L’allonge budgétaire de 400 000 € allouée à la cuisine centrale en 2017 a permis de financer toutes les montées en gamme de produits : viande de boeuf Bleu Blanc Coeur du Tarn-et-Garonne, veau rosé Lou Bêthét du Gers, omelettes à base d’oeufs de poules élevées en peint air (et non plus en batteries), fromages servis en tranches sur assiette (et non plus sous plastique), baguettes bio livrées en direct dans les cantines, fruits bio (pommes, poires et raisin).
Nos interlocuteurs nous indiquent que le budget sera maintenu pour les 3 ans à venir (2018/2021). Marion Lalane de Laubadère souligne la volonté de la Ville « de poursuivre le mouvement vers la qualité« .

A noter que les effectifs des écoles toulousaines ont augmenté de 1,25% cette année, ce qui représente 400 repas de plus par jour à fabriquer pour la cuisine centrale. Cette dernière en fabrique déjà 33000. Ces chiffres me donnent toujours le vertige. Jusqu’où irons-nous ainsi ? Comment faire de la bonne cuisine dans de telles quantités ?

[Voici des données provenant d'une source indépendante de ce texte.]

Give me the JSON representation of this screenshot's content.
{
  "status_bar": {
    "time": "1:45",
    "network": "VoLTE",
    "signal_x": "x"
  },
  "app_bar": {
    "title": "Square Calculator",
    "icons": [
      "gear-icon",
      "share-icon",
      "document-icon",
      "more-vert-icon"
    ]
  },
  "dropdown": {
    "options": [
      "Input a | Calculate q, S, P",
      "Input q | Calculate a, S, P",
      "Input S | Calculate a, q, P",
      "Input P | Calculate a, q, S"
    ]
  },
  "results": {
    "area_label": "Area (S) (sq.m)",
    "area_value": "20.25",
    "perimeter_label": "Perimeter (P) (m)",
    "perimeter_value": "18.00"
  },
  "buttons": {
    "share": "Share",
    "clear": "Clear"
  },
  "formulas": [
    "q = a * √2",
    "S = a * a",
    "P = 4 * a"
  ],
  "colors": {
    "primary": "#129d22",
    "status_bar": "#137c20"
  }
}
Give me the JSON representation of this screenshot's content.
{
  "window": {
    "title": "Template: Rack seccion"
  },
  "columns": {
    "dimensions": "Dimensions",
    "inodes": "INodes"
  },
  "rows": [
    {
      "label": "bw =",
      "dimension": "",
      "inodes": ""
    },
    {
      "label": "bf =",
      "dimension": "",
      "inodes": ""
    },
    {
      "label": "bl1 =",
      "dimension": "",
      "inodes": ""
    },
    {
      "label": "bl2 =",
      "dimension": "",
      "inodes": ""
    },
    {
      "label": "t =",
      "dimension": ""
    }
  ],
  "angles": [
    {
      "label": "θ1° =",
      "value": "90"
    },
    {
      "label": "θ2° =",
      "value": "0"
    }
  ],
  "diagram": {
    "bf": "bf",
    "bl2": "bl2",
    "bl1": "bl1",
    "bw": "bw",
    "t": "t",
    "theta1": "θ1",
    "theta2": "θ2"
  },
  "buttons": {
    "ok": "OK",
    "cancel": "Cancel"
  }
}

Au rayon des améliorations de produits, le pain a été un symbole de notre combat. La cuisine centrale avait accepté de chambouler son système d’approvisionnement : c’est-à-dire un fournisseur unique livrant des baguettes en quantité industrielle vers 2H du matin à la cuisine centrale, où elles étaient mises en frigo, puis livrées en camions frigorifiques dans les écoles.

En début d’année, 3 boulangeries avaient été choisies pour une durée de 1 an pour livrer leurs baguettes (bio, condition sine qua non) dans les cantines, chaque jour en fin de matinée. Alors, on remet les couverts en 2018 ?  « Oui » nous répond Sandra Estrade, directrice de la cuisine centrale : « ce marché est relancé pour 3 ans. Nous avons effectué tout un travail au début de l’été avec les artisans boulangers toulousains, le but étant de faire rentrer le maximum d’entre eux dans ce dispositif afin de garantir un pain de qualité« .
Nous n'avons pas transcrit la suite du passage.